Since there was no contradiction, one would only depart from the clear statutory language if there was an absurdity.  For those who are less formalistic, one might find Roberts’s meaning of the statute if there was a much stronger evidence of purpose for that interpretation than for Scalia’s.  But neither standard justifies Robert’s decision.

Roberts claims that the purpose of preventing adverse selection (“death spirals”) justifies providing subsidies on federal exchanges, but as Scalia points out there is another plausible purpose – providing states with an incentive to establish exchanges.  And Congress in at least one other place actually prohibited charging applicants for insurance more based on their health condition under conditions similar to those that would govern insureds under federal exchanges.  Thus, Congress cannot be seen as eschewing such a result.

I have been debating some of my colleagues about this opinion, and their main argument is that Congress would not have wanted to allow “death spirals” merely to provide the states with an incentive.  But I don’t know how they know this.  Certainly, Jonathan Gruber didn’t think this.  Given that my colleagues support subsidies on federal exchanges, it is awfully convenient that they find this purpose argument compelling, which is the basic problem with modern versions of purposivism (as opposed to the narrower version that Hart & Sachs advocated in the Legal Process).

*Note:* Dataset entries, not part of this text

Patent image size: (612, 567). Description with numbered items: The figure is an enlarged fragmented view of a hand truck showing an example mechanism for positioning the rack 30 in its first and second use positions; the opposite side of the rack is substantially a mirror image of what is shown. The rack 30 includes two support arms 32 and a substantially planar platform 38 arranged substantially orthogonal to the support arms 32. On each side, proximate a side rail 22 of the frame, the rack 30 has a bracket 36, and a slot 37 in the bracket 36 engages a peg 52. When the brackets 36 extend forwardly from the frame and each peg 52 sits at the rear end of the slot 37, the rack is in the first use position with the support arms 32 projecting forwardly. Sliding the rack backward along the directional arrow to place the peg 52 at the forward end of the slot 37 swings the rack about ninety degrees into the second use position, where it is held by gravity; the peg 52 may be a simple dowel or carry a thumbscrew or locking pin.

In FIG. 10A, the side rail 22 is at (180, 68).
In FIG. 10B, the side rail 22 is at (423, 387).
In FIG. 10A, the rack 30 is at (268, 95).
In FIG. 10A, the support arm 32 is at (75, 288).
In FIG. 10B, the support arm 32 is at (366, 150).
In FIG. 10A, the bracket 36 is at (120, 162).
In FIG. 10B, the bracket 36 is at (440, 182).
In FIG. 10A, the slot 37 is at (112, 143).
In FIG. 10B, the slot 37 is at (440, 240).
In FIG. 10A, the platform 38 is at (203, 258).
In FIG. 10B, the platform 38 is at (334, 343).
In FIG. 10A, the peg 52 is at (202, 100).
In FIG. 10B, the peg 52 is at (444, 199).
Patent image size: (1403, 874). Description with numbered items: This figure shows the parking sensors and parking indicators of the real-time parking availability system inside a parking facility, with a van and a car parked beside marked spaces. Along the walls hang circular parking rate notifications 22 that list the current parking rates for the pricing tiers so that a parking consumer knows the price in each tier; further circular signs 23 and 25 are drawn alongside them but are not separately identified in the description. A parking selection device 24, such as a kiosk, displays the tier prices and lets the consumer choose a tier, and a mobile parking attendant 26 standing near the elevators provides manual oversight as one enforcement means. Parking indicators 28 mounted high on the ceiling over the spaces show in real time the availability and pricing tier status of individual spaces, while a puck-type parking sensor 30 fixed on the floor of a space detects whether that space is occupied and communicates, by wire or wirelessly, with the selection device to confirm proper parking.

But it seems to me that there is an even stronger argument against their view.  Under the ACA, Congress provided that if a state chose not to accept the New Medicaid program (which vastly expanded the old Medicaid program), the state would lose all of its federal Medicaid funding.  That would have had enormous consequences for the poor people of that state.  Yet, Congress allowed that to happen, because it wanted the state to choose the New Medicaid program.  If Congress allowed that choice under the ACA, I do not know why one would doubt it would also allow the similar choice at issue in King.